Die Streitkräfte des Zentralkommandos der Vereinigten Staaten (CENTCOM) haben am Samstag (27.06.2026) bestätigt, dass ihre Luftstreitkräfte strategische iranische Stellungen als Reaktion auf die „anhaltende Aggression“ Teherans „gegen den kommerziellen Seeverkehr“ angegriffen haben, woraufhin der Iran wenige Stunden später mit gezielten Angriffen auf US-Stützpunkte in Bahrain und Kuwait reagierte.
„Die Streitkräfte des CENTCOM haben heute Angriffe als direkte Reaktion auf die anhaltende iranische Aggression gegen den kommerziellen Seeverkehr durchgeführt. US-Militärflugzeuge griffen iranische militärische Überwachungsinfrastruktur, Kommunikationssysteme, Luftabwehrstellungen, Lagerstätten für Drohnen und Minenabwurfsysteme an“, hieß es in einer Erklärung in den sozialen Netzwerken.

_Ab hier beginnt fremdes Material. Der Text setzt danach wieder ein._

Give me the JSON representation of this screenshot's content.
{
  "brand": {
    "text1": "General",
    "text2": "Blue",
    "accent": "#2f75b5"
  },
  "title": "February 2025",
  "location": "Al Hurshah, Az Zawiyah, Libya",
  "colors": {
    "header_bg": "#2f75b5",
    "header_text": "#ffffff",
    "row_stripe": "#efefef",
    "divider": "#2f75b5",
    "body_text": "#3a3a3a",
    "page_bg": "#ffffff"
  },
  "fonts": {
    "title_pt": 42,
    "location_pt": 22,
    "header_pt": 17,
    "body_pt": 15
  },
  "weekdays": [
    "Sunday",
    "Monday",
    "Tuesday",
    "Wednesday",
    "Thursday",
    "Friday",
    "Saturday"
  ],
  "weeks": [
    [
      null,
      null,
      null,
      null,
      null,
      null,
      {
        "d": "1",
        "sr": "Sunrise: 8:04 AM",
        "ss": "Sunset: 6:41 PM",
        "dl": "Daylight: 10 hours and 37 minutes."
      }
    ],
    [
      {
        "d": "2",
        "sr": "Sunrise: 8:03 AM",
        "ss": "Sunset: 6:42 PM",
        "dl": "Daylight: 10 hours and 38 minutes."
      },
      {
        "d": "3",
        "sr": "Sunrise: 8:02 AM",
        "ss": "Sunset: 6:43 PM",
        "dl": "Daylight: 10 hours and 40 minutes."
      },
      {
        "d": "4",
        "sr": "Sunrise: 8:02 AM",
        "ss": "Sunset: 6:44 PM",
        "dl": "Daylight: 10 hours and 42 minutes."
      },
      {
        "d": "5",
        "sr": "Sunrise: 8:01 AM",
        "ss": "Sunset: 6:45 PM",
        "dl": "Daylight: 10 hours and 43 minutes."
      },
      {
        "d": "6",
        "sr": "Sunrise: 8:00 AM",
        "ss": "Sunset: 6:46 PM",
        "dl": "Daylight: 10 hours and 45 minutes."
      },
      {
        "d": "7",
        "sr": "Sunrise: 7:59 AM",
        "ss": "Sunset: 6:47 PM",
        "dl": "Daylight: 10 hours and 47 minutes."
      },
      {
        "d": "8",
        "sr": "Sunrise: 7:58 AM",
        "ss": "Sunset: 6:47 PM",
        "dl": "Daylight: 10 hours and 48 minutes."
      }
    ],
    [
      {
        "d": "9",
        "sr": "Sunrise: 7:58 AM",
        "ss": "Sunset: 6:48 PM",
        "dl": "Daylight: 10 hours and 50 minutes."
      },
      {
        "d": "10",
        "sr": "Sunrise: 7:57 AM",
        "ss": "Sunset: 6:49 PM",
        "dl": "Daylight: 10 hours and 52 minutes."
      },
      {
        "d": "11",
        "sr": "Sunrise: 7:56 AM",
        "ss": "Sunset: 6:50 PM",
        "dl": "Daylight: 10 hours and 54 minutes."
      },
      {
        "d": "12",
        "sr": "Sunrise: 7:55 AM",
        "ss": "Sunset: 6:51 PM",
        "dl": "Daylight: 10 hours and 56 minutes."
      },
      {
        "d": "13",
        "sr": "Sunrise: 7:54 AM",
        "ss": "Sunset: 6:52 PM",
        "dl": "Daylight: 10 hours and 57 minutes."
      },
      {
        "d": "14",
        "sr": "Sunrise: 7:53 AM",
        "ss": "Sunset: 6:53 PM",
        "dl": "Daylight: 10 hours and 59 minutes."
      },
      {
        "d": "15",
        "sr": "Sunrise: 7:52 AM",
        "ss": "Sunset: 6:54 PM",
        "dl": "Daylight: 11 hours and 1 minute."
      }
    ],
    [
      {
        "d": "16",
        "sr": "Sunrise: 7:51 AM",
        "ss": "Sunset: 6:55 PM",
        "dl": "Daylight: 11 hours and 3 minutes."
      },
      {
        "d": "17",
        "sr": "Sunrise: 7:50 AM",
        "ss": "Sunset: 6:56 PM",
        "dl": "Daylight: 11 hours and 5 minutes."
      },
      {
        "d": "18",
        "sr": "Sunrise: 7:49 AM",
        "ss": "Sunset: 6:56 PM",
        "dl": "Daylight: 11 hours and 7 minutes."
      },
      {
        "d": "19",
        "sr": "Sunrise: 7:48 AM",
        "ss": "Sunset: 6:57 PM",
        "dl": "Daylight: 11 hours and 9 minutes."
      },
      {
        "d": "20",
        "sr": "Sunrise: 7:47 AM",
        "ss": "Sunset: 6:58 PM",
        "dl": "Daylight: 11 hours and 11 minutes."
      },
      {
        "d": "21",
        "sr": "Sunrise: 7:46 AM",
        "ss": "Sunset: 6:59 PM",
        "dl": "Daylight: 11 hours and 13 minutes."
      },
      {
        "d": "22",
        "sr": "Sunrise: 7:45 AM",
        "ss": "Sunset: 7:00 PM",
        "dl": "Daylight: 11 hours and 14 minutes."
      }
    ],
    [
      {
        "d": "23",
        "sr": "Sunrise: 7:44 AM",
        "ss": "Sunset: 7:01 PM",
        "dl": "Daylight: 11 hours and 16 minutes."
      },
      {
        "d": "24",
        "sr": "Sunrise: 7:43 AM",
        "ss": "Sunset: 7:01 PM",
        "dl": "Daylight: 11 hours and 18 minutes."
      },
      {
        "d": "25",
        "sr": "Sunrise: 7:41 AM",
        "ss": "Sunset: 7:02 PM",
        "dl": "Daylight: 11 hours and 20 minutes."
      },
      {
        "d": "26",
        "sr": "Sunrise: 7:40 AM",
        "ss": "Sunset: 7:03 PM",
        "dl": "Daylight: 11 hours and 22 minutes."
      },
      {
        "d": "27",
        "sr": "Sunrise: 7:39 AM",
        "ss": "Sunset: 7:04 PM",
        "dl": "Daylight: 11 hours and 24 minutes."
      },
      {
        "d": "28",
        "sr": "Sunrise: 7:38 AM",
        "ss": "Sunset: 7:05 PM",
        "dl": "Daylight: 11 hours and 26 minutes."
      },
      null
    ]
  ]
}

Die US-Streitkräfte haben darauf hingewiesen, dass diese Maßnahmen eine direkte Reaktion auf die Angriffe des Iran auf ein unter singapurischer Flagge fahrendes Handelsschiff sind, das am vergangenen Donnerstag die Straße von Hormus durchquerte, sowie auf ein panamaisches Schiff, das gestern Abend dieselbe Route befuhr. „Der Iran hatte die Möglichkeit, den Waffenstillstand einzuhalten, entschied sich jedoch dagegen, als seine Streitkräfte eine Einweg-Angriffsdrohne starteten“, heißt es in der Erklärung.
Die iranische Revolutionsgarde reagierte ihrerseits am Sonntag zwischen 02:00 und 03:00 Uhr Ortszeit (00:30 und 01:30 Uhr spanischer Zeit) mit Raketen- und Drohnenangriffen auf US-Stützpunkte in Kuwait und Bahrain und zerstörte dabei acht Einrichtungen. „Im Rahmen einer gemeinsamen Operation mit Raketen und Drohnen, die heute zwischen 2 und 3 Uhr morgens durchgeführt wurde, haben wir acht wichtige Einrichtungen der US-Armee, dieser Kindermörder, auf dem Stützpunkt Ali Al-Salem in Kuwait und bei der 5. Flotte im Hafen von Salman in Bahrain zerstört und damit entschlossen auf die jüngsten Aggressionen der Vereinigten Staaten reagiert“, erklärte der bewaffnete Flügel.
Die Revolutionsgarde betonte, dass sie „entschlossener als zuvor handeln“ werde und dass „jede mögliche Aggression eine entschlossene Antwort erhalten“ werde. Wie iranische Medien berichteten, schlugen in der Nacht von Samstag auf Sonntag mehrere Geschosse in der Region Sirik und in der Region Qeshm auf der iranischen Seite der Straße von Hormus ein. Konkret waren laut dem iranischen Staatsfernsehen IRIB mehrere Explosionen in der Ortschaft Taherui zu hören.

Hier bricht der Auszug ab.